- Chinese shares fell into a bear market as the Shanghai Composite index dropped by 20% from the high it hit on Dec. 22, 2015, the Wall Street Journal writes. The index was down 3.6% on Friday; some analysts blamed a state-run media outlet's report that some Chinese banks were no longer accepting stocks as collateral for loans for the selloff.
- Anglo-Australian miner BHP Billiton (BHP) revealed a $7.2 billion write-down of its U.S. shale oil assets because of the impact of the fall in oil prices. The value of the group's onshore U.S. assets now stands at $16 billion, the Financial Times reports.

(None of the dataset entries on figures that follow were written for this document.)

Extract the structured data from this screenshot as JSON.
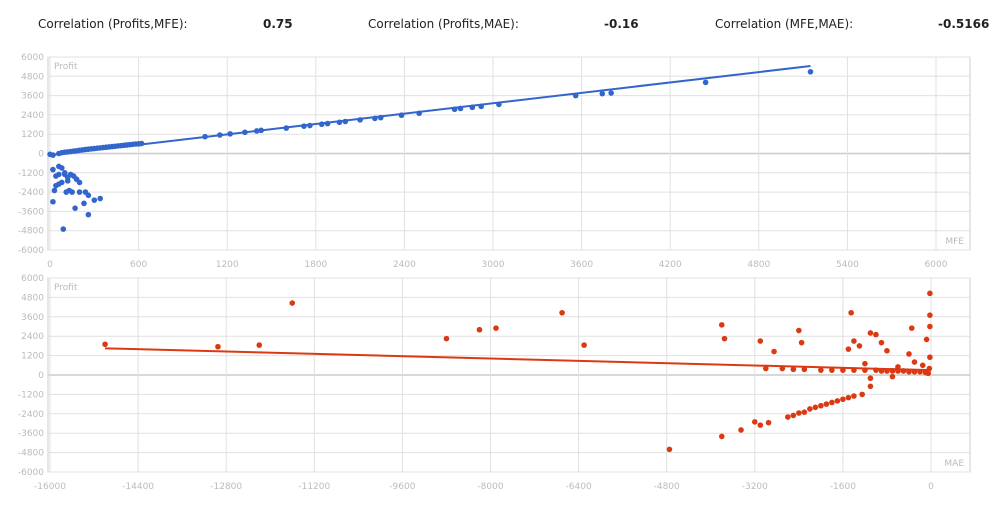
{
  "correlations": [
    {
      "label": "Correlation (Profits,MFE):",
      "value": "0.75"
    },
    {
      "label": "Correlation (Profits,MAE):",
      "value": "-0.16"
    },
    {
      "label": "Correlation (MFE,MAE):",
      "value": "-0.5166"
    }
  ],
  "colors": {
    "mfe": "#3366cc",
    "mae": "#dc3912",
    "grid": "#e0e0e0",
    "tick": "#bbbbbb"
  },
  "chart_data": [
    {
      "type": "scatter",
      "title": "",
      "xlabel": "MFE",
      "ylabel": "Profit",
      "xlim": [
        0,
        6230
      ],
      "ylim": [
        -6000,
        6000
      ],
      "xticks": [
        "0",
        "600",
        "1200",
        "1800",
        "2400",
        "3000",
        "3600",
        "4200",
        "4800",
        "5400",
        "6000"
      ],
      "yticks": [
        "6000",
        "4800",
        "3600",
        "2400",
        "1200",
        "0",
        "-1200",
        "-2400",
        "-3600",
        "-4800",
        "-6000"
      ],
      "trendline": [
        [
          0,
          -100
        ],
        [
          5150,
          5440
        ]
      ],
      "points": [
        [
          0,
          -50
        ],
        [
          20,
          -100
        ],
        [
          60,
          0
        ],
        [
          80,
          50
        ],
        [
          100,
          80
        ],
        [
          120,
          100
        ],
        [
          140,
          120
        ],
        [
          160,
          150
        ],
        [
          180,
          170
        ],
        [
          200,
          200
        ],
        [
          220,
          220
        ],
        [
          240,
          250
        ],
        [
          260,
          270
        ],
        [
          280,
          290
        ],
        [
          300,
          310
        ],
        [
          320,
          330
        ],
        [
          340,
          350
        ],
        [
          360,
          370
        ],
        [
          380,
          390
        ],
        [
          400,
          410
        ],
        [
          420,
          430
        ],
        [
          440,
          450
        ],
        [
          460,
          470
        ],
        [
          480,
          490
        ],
        [
          500,
          510
        ],
        [
          520,
          530
        ],
        [
          540,
          550
        ],
        [
          560,
          570
        ],
        [
          580,
          590
        ],
        [
          600,
          600
        ],
        [
          620,
          620
        ],
        [
          1050,
          1050
        ],
        [
          1150,
          1150
        ],
        [
          1220,
          1220
        ],
        [
          1320,
          1320
        ],
        [
          1400,
          1400
        ],
        [
          1430,
          1440
        ],
        [
          1600,
          1580
        ],
        [
          1720,
          1700
        ],
        [
          1760,
          1740
        ],
        [
          1840,
          1820
        ],
        [
          1880,
          1860
        ],
        [
          1960,
          1940
        ],
        [
          2000,
          1990
        ],
        [
          2100,
          2090
        ],
        [
          2200,
          2180
        ],
        [
          2240,
          2230
        ],
        [
          2380,
          2380
        ],
        [
          2500,
          2500
        ],
        [
          2740,
          2750
        ],
        [
          2780,
          2800
        ],
        [
          2860,
          2870
        ],
        [
          2920,
          2930
        ],
        [
          3040,
          3050
        ],
        [
          3560,
          3600
        ],
        [
          3740,
          3720
        ],
        [
          3800,
          3760
        ],
        [
          4440,
          4420
        ],
        [
          5150,
          5080
        ],
        [
          20,
          -1000
        ],
        [
          60,
          -800
        ],
        [
          80,
          -900
        ],
        [
          40,
          -1400
        ],
        [
          60,
          -1300
        ],
        [
          100,
          -1200
        ],
        [
          120,
          -1500
        ],
        [
          140,
          -1300
        ],
        [
          160,
          -1400
        ],
        [
          180,
          -1600
        ],
        [
          200,
          -1800
        ],
        [
          60,
          -1900
        ],
        [
          40,
          -2000
        ],
        [
          80,
          -1800
        ],
        [
          110,
          -2400
        ],
        [
          130,
          -2300
        ],
        [
          150,
          -2400
        ],
        [
          200,
          -2400
        ],
        [
          30,
          -2300
        ],
        [
          240,
          -2400
        ],
        [
          260,
          -2600
        ],
        [
          20,
          -3000
        ],
        [
          170,
          -3400
        ],
        [
          230,
          -3100
        ],
        [
          260,
          -3800
        ],
        [
          300,
          -2900
        ],
        [
          340,
          -2800
        ],
        [
          90,
          -4700
        ],
        [
          100,
          -1300
        ],
        [
          120,
          -1700
        ]
      ]
    },
    {
      "type": "scatter",
      "title": "",
      "xlabel": "MAE",
      "ylabel": "Profit",
      "xlim": [
        -16300,
        700
      ],
      "ylim": [
        -6000,
        6000
      ],
      "xticks": [
        "-16000",
        "-14400",
        "-12800",
        "-11200",
        "-9600",
        "-8000",
        "-6400",
        "-4800",
        "-3200",
        "-1600",
        "0"
      ],
      "yticks": [
        "6000",
        "4800",
        "3600",
        "2400",
        "1200",
        "0",
        "-1200",
        "-2400",
        "-3600",
        "-4800",
        "-6000"
      ],
      "trendline": [
        [
          -15000,
          1650
        ],
        [
          0,
          300
        ]
      ],
      "points": [
        [
          -15000,
          1900
        ],
        [
          -12950,
          1750
        ],
        [
          -12200,
          1850
        ],
        [
          -11600,
          4450
        ],
        [
          -8800,
          2250
        ],
        [
          -8200,
          2800
        ],
        [
          -7900,
          2900
        ],
        [
          -6700,
          3850
        ],
        [
          -6300,
          1850
        ],
        [
          -4750,
          -4600
        ],
        [
          -3800,
          3100
        ],
        [
          -3750,
          2250
        ],
        [
          -3800,
          -3800
        ],
        [
          -3450,
          -3400
        ],
        [
          -3200,
          -2900
        ],
        [
          -3100,
          -3100
        ],
        [
          -2950,
          -2950
        ],
        [
          -3100,
          2100
        ],
        [
          -2850,
          1450
        ],
        [
          -2600,
          -2600
        ],
        [
          -2500,
          -2500
        ],
        [
          -2400,
          -2350
        ],
        [
          -2300,
          -2300
        ],
        [
          -2400,
          2750
        ],
        [
          -2350,
          2000
        ],
        [
          -2200,
          -2100
        ],
        [
          -2100,
          -2000
        ],
        [
          -2000,
          -1900
        ],
        [
          -1900,
          -1800
        ],
        [
          -1800,
          -1700
        ],
        [
          -1700,
          -1600
        ],
        [
          -1600,
          -1500
        ],
        [
          -1500,
          -1400
        ],
        [
          -1400,
          -1300
        ],
        [
          -1250,
          -1200
        ],
        [
          -1100,
          -700
        ],
        [
          -1450,
          3850
        ],
        [
          -1400,
          2100
        ],
        [
          -1500,
          1600
        ],
        [
          -1300,
          1800
        ],
        [
          -1100,
          2600
        ],
        [
          -1000,
          2500
        ],
        [
          -900,
          2000
        ],
        [
          -800,
          1500
        ],
        [
          -350,
          2900
        ],
        [
          -400,
          1300
        ],
        [
          -2700,
          400
        ],
        [
          -2500,
          350
        ],
        [
          -2300,
          350
        ],
        [
          -2000,
          300
        ],
        [
          -1800,
          300
        ],
        [
          -1600,
          300
        ],
        [
          -1400,
          300
        ],
        [
          -1200,
          300
        ],
        [
          -1000,
          300
        ],
        [
          -900,
          250
        ],
        [
          -800,
          250
        ],
        [
          -700,
          250
        ],
        [
          -600,
          250
        ],
        [
          -500,
          250
        ],
        [
          -400,
          200
        ],
        [
          -300,
          200
        ],
        [
          -200,
          200
        ],
        [
          -100,
          150
        ],
        [
          -50,
          100
        ],
        [
          -30,
          400
        ],
        [
          -20,
          5050
        ],
        [
          -20,
          3700
        ],
        [
          -20,
          3000
        ],
        [
          -80,
          2200
        ],
        [
          -20,
          1100
        ],
        [
          -3000,
          400
        ],
        [
          -1200,
          700
        ],
        [
          -600,
          500
        ],
        [
          -300,
          800
        ],
        [
          -150,
          600
        ],
        [
          -1100,
          -200
        ],
        [
          -700,
          -100
        ]
      ]
    }
  ]
}
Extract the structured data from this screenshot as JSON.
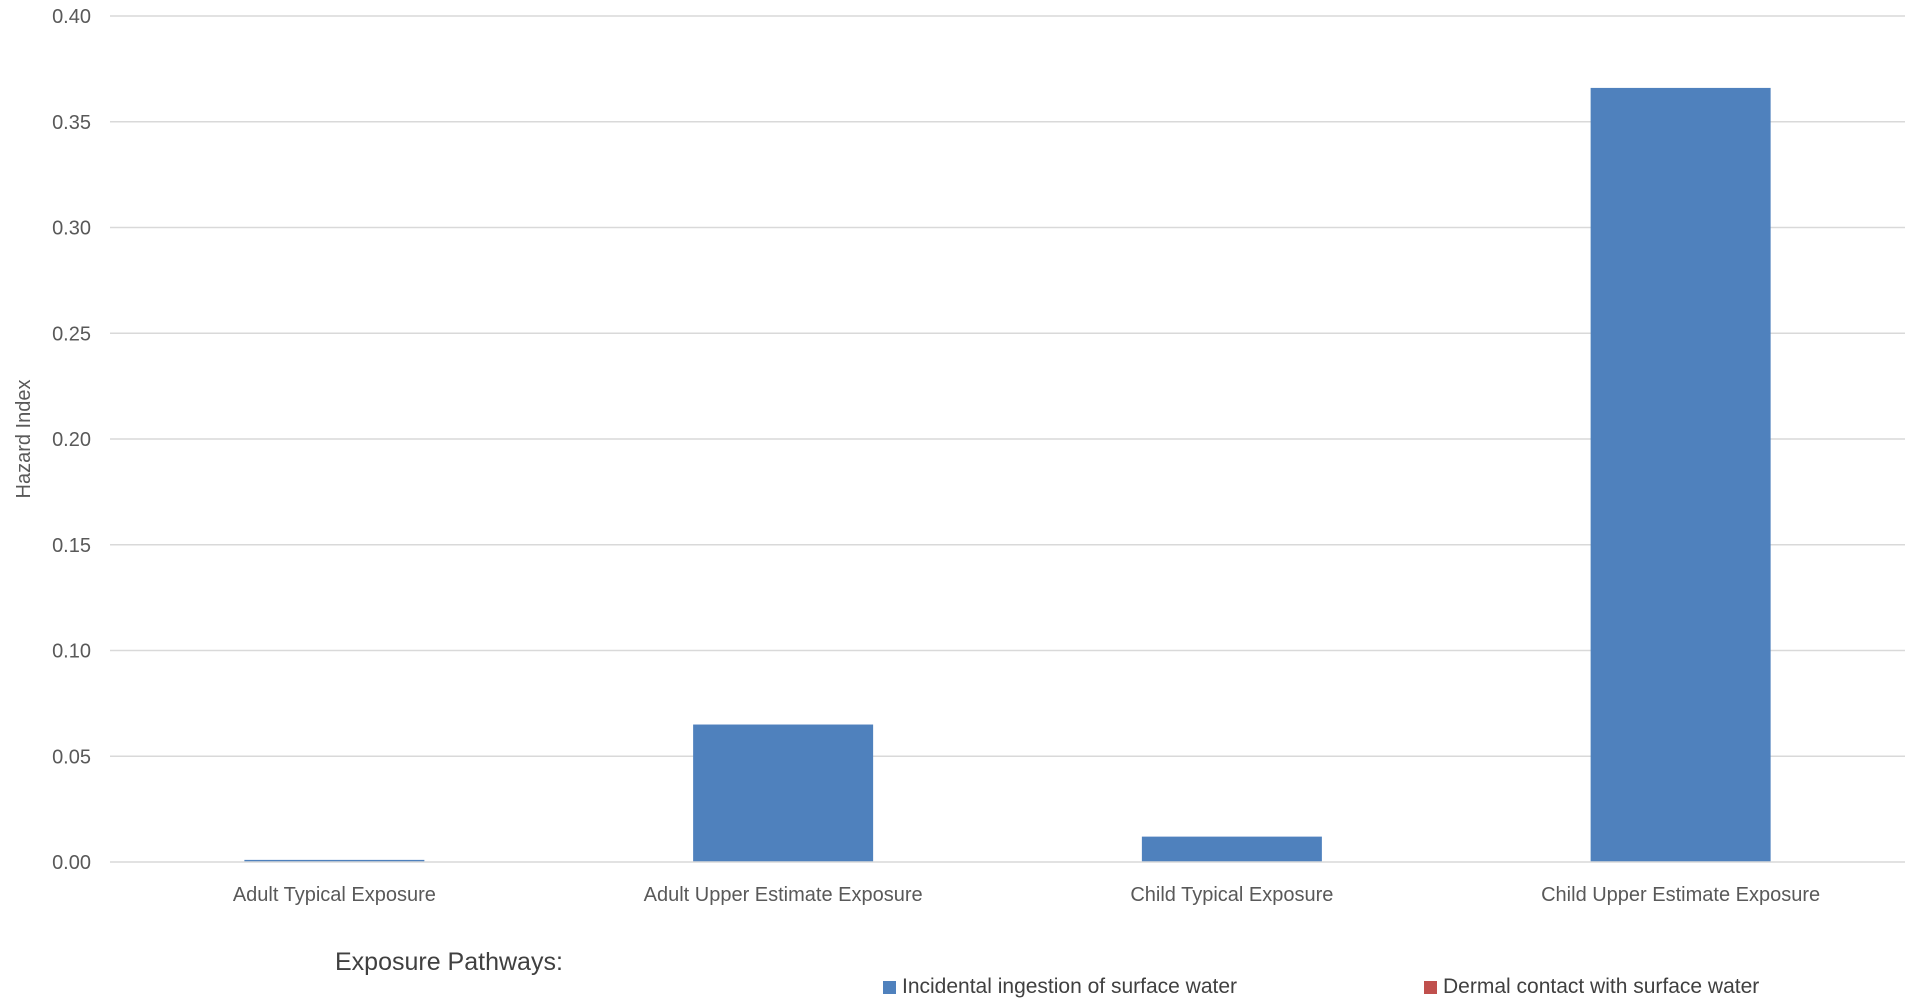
{
  "chart_data": {
    "type": "bar",
    "title": "",
    "xlabel": "",
    "ylabel": "Hazard Index",
    "ylim": [
      0,
      0.4
    ],
    "yticks": [
      "0.00",
      "0.05",
      "0.10",
      "0.15",
      "0.20",
      "0.25",
      "0.30",
      "0.35",
      "0.40"
    ],
    "categories": [
      "Adult Typical Exposure",
      "Adult Upper Estimate Exposure",
      "Child Typical Exposure",
      "Child Upper Estimate Exposure"
    ],
    "series": [
      {
        "name": "Incidental ingestion of surface water",
        "color": "#4f81bd",
        "values": [
          0.001,
          0.065,
          0.012,
          0.366
        ]
      },
      {
        "name": "Dermal contact with surface water",
        "color": "#c0504d",
        "values": [
          0,
          0,
          0,
          0
        ]
      }
    ],
    "grid": true,
    "legend_title": "Exposure Pathways:",
    "legend_position": "bottom"
  }
}
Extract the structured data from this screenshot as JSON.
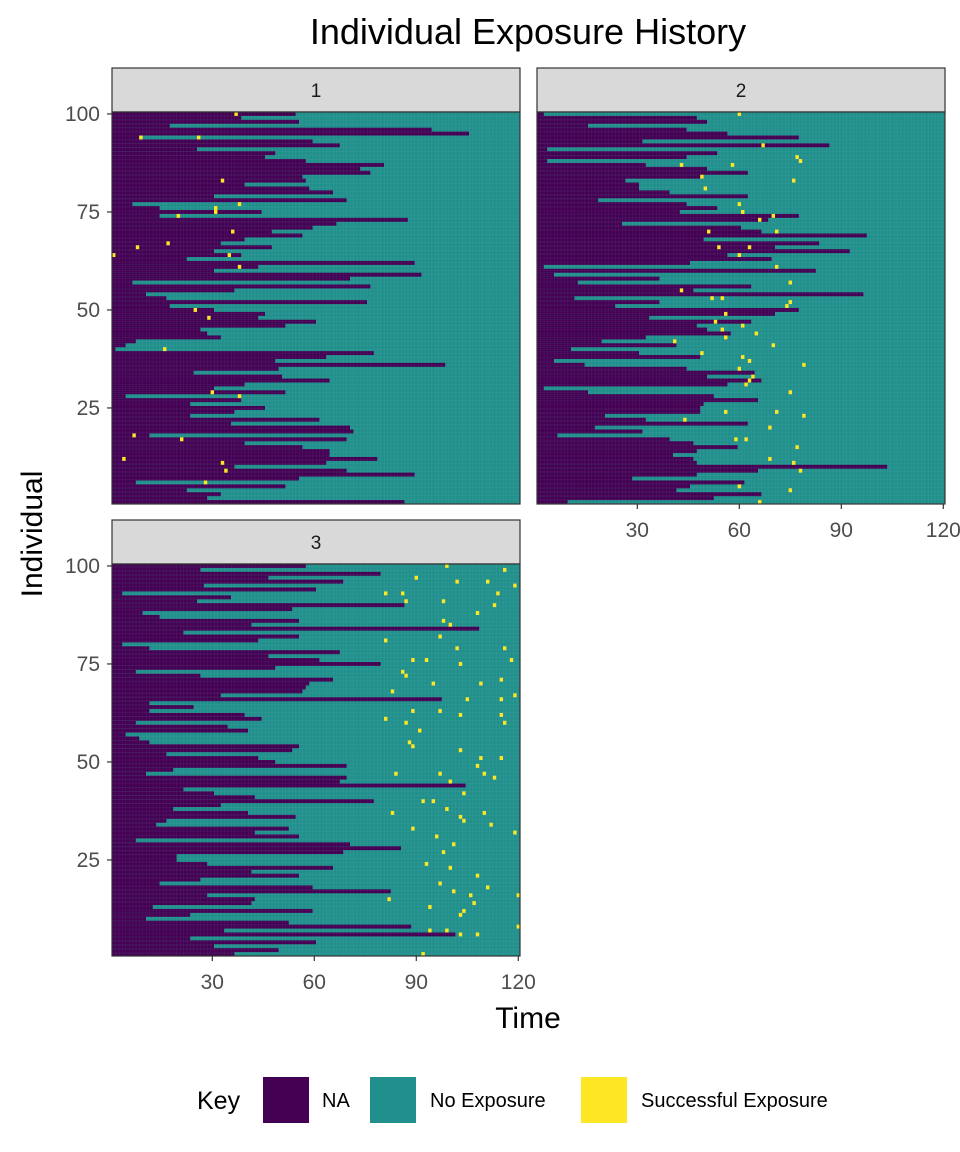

- Chinese group Haier is buying the appliances division of Dividend Stock Advisor portfolio holding General Electric (GE) in a bid to expand overseas, the Wall Street Journal reports. The deal is worth $5.4 billion and the two companies will also cooperate globally to expand business in health care, advanced manufacturing and the industrial sectors.
- New car sales jumped by 16.6% in December in the European Union, the strongest monthly increase in 2015, data released Friday show. The strong performance lifted full-year new car sales by 9.3% to 13.7 million. Spain and Italy both posted double-digit increases in registrations, while France, Germany and the U.K. also showed increases.
- French retailer Carrefour (CRRFY) said its performance picked up in key European markets, including France and Italy, while revenue declined in Latin America and China. The retailer's sales for the three months ended Dec. 30 declined by 0.8% to 22.43 billion euros ($20.6 billion) from the same period in the previous year, in line with expectations.